Ange, CONGRATULATIONS!!!! So happy for you!!
Kari, glad to hear you're still hanging in there and not too impatient yet
Korin, wow, super LTNS - how've you been??
Anyway mamas, I am sorry in advance because this is going to be a long rant, but I am going to go crazy if I don't vent.....my DH was fired on Friday afternoon.
Fired from the "wonderful" opportunity that brought us all the way out here from the Philly area to Southern Arizona just this past January. So I've been FREAKING OUT. Here I am 6 months pregnant and we are about to have 4 kids to provide for, we moved CLEAR ACROSS THE DAMN COUNTRY on about 6 weeks' notice, to a place where we knew NOT ONE SINGLE PERSON, leaving my newly-widowed mother and ALL of our friends and family behind, taking a loss on our old house, buying a huge house with a huge mortgage out here based on all their promises of the "endless potential" in this position - and then months later, as soon as we're settled, these UA Violations do this to us?!?!?!?! OMG, I could punch someone!
They didn't even give him a reason, they wouldn't tell him why!! I didn't even really think he *could* be fired - he was the head of the whole company! But evidently, as executive director he can be let go by the board of directors.
They never gave him a warning or criticism about *anything.* The foundation was doing great under him, and up until now, the board of directors had been fawning all over him and telling him how he was the best choice they could have made to head the organization - then Friday afternoon they call him in for a meeting and they are there with their attorney and he said it was surreal, like something out of a movie - they wouldn't even let him go back in his office - they told him no, they will pack up his personal things and have them delivered to the house. He then said he didn't even have a ride home since his car has been in the shop this week (I was supposed to pick him up after DD1's party - this all happened the weekend of her 6th birthday) and they said we know, there is a chauffered car waiting outside to take you home now.
To say we are in utter shock and disbelief would be an understatement. I have no idea what we are going to do now. Our heads are still spinning. This came out of NOWHERE.
The only good news in all this is that we'll almost definitely be moving home to the Northeast, probably very soon, and I really, really miss everyone back home. We certainly cannot stay here - we only moved out here for this "fabulous" opportunity where they assured us we'd have a future for good. DH's field is very specific and small, and there are so similar jobs anywhere out here, certainly not at his level or salary. Most of the similar organizations are in the NY-Philly-D.C. corridor where we've lived before & where much of our family is.

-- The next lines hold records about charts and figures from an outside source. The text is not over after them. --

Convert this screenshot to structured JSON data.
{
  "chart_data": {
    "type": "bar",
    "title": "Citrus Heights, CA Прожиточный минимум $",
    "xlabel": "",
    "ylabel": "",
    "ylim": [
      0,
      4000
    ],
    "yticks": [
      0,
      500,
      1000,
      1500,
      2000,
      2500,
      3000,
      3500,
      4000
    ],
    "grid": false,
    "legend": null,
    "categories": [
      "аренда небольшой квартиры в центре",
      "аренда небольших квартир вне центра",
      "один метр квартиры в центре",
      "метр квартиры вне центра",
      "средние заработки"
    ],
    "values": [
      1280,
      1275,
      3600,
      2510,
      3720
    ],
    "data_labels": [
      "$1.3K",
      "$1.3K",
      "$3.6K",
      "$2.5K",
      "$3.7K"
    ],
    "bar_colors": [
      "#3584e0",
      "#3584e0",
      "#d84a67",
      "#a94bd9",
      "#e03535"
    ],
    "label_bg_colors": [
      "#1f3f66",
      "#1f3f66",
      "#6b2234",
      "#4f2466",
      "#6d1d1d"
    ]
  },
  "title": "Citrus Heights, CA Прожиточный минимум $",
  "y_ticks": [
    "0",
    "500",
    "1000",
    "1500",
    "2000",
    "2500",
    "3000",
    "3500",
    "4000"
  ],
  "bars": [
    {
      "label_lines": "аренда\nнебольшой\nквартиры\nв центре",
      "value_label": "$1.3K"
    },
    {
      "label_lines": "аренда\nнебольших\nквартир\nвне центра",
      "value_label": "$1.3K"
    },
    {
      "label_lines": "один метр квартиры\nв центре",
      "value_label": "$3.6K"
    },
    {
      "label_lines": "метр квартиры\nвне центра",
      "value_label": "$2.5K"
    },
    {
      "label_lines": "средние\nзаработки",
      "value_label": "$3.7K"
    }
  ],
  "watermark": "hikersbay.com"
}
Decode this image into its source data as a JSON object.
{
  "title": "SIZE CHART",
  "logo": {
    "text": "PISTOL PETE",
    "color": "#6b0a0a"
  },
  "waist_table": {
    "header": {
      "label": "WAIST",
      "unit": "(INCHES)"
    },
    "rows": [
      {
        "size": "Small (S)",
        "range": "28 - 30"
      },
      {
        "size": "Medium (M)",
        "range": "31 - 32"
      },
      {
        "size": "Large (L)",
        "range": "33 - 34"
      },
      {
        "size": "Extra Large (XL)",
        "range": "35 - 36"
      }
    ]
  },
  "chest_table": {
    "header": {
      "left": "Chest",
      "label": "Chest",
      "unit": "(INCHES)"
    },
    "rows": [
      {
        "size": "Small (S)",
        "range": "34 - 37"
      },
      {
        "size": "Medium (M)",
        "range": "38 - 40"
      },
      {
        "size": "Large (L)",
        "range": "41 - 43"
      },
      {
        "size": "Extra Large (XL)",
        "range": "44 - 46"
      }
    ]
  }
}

Anyway, I don't think I've slept in like 4 days - we spent all weekend getting the house ready to sell and we officially put it on the market this morning
This is my beautiful dream house that we were sooooo ecstatic to get just 6 months ago....I cannot believe it. And we are praying the house will sell, because our mortgage is huge (like more than $3,000 a month) and without a job we can only pay it for a few months before we'll be foreclosed on or something
So it HAS to sell fast.
And then our next problem is that the company paid close to $20,000 for our relocation, to pack and ship all our stuff and our cars out here, and now we're stuck with no way to even afford to get it all back! Heck, we can't even pay for plane tickets right now to get US back, since we need to make every penny last until he finds a new job. So we're planning to have the mother of all moving sales and just sell or give away pretty much everything we own and then drive a U-Haul back East with whatever we can fit in it. Hey, we won't need much of my lovely furniture since we'll probably have all 6 of us living in a 1-bedroom apartment or my mother's basement or something....
I have to believe that God has a plan and that this has all happened for a reason and something good is going to come up....but right now all I can think is that I'm considered moderately high-risk because of my thyroid problem so I'm being followed by several different doctors here, and now I don't even know where I'm going to have this baby!
And it's so hard on the kids. They JUST got used to it here and finally made some friends. And DD1 was supposed to start at her new school next week (we decided not to continue homeschooling because she really wanted to go to school with her new friends here), she was so excited, had her uniforms all hanging in the closet and ready - and now she's been so upset
She keeps saying, "Why are we selling this house, I love it here and we JUST moved here! You made me leave my old friends and now I have new friends and you're making me leave them, too!"
I just can't stop worrying. It's not like we're going to be starving next week. However, we might be starving a few months from now, but hey, it'll help me lose the baby weight
(trying hard to keep a sense of humor here!)
So please, keep us in your prayers or thoughts or whatever, that my DH finds a new position quickly and that our house sells quickly and that we have a smooth and safe trip across the country. It's a 2,500-mile drive from here to my mother's in NJ, where we'll probably head first while we sort things out. We're thinking of leaving at the end of the month, and it'll probably take us 6 days or so. I'm trying to play it up as "a fun adventure" to the kids, but man, am I dreading it!! I'll have to drive the whole way because I'll have the kids in the minivan and DH will be driving a U-Haul with his car towing on the back.
I just keep reminding myself that material things don't matter, even my beloved house doesn't matter, we all have our health, the kids are OK and the baby is OK and everything will work out somehow.....right??